When Greece joined the euro in 2001, confidence in the Greek economy grew and a big economic boom followed. But after the 2008 financial crisis, everything changed. Every country in Europe entered a recession, but because Greece was one of the poorest and most indebted countries, it suffered the most. The unemployment rate reached 28 percent in 2013, worse than the United States suffered during the Great Depression.
If Greece wasn't in the euro, it could have boosted its economy by printing more of its currency, the drachma. This would have lowered the value of the drachma in international markets, making Greek exports more competitive. It would also lower domestic interest rates, encouraging domestic investment and making it easier for Greek debtors to service their debts.
But Greece shares its monetary policy with the rest of Europe. And the German-dominated European Central Bank has given Europe a monetary policy that's about right for Germany, but so tight that it has thrust Greece into a depression.
So Greece is squeezed between a crushing debt burden — 177 percent of GDP, about twice the level in the United States — and a deep depression that makes it difficult to raise the money it needs to make its debt payments.

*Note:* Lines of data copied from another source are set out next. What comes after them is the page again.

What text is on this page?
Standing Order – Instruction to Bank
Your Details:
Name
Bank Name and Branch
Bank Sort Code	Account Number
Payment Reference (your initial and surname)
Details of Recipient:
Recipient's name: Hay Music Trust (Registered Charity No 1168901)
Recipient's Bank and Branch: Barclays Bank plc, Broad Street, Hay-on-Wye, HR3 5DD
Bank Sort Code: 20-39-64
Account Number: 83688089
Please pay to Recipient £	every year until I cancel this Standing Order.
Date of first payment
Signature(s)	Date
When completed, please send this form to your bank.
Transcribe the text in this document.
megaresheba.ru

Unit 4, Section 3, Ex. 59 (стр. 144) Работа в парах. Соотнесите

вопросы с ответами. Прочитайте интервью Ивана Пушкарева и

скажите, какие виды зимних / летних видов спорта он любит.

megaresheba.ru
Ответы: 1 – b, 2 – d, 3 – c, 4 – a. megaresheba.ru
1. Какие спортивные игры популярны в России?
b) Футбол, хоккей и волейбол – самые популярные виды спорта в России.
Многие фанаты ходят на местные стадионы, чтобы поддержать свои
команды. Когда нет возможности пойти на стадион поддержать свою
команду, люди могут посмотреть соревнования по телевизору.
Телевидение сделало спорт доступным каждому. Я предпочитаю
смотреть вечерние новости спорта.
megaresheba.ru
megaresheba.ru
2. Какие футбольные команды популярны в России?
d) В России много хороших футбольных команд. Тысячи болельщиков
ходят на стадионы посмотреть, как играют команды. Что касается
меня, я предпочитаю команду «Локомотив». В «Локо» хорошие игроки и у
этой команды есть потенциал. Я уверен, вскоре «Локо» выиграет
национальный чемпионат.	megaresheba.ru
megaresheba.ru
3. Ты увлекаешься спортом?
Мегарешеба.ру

For the last five years, Greece has been negotiating with European Commission, the European Central Bank, and the International Monetary Fund (dubbed "the Troika") for financial assistance with its debt burden. Since 2010, the Troika has been providing Greece with loans in exchange for tax hikes and spending cuts.
Rich European nations such as Germany believe they're simply insisting that Greece live within its means. But the austere terms of the bailouts have caused resentment among Greeks and contributed to crisis-level unemployment and poverty. In January, they elected a new left-wing prime minister, Alexis Tsipras, who promised to reject the previous bailout deal and secure a more favorable agreement.
But he has very little leverage. In 2010, Greek debt was widely held by private banks, so a Greek default could trigger a financial panic. But since then, this debt has been consolidated in the hands of rich European governments, greatly reducing the risk of a financial crisis if Greece defaults.
So Greece faces a hard choice: it can accept the Troika's demands for further austerity. Or it can defy the Troika, which would likely lead to a default on Greek debt and possibly a Greek exit from the euro. The Greek government is holding a referendum on July 5 to let voters choose between these bad options.
In the meantime, the Greek economy is melting down. Knowing that Greek euro deposits could soon be transformed into devalued drachma deposits, Greek people have been rushing to ATMs to withdraw as much cash as they can. That has forced the Greek government to close the banks and limit withdrawals to €60 per day.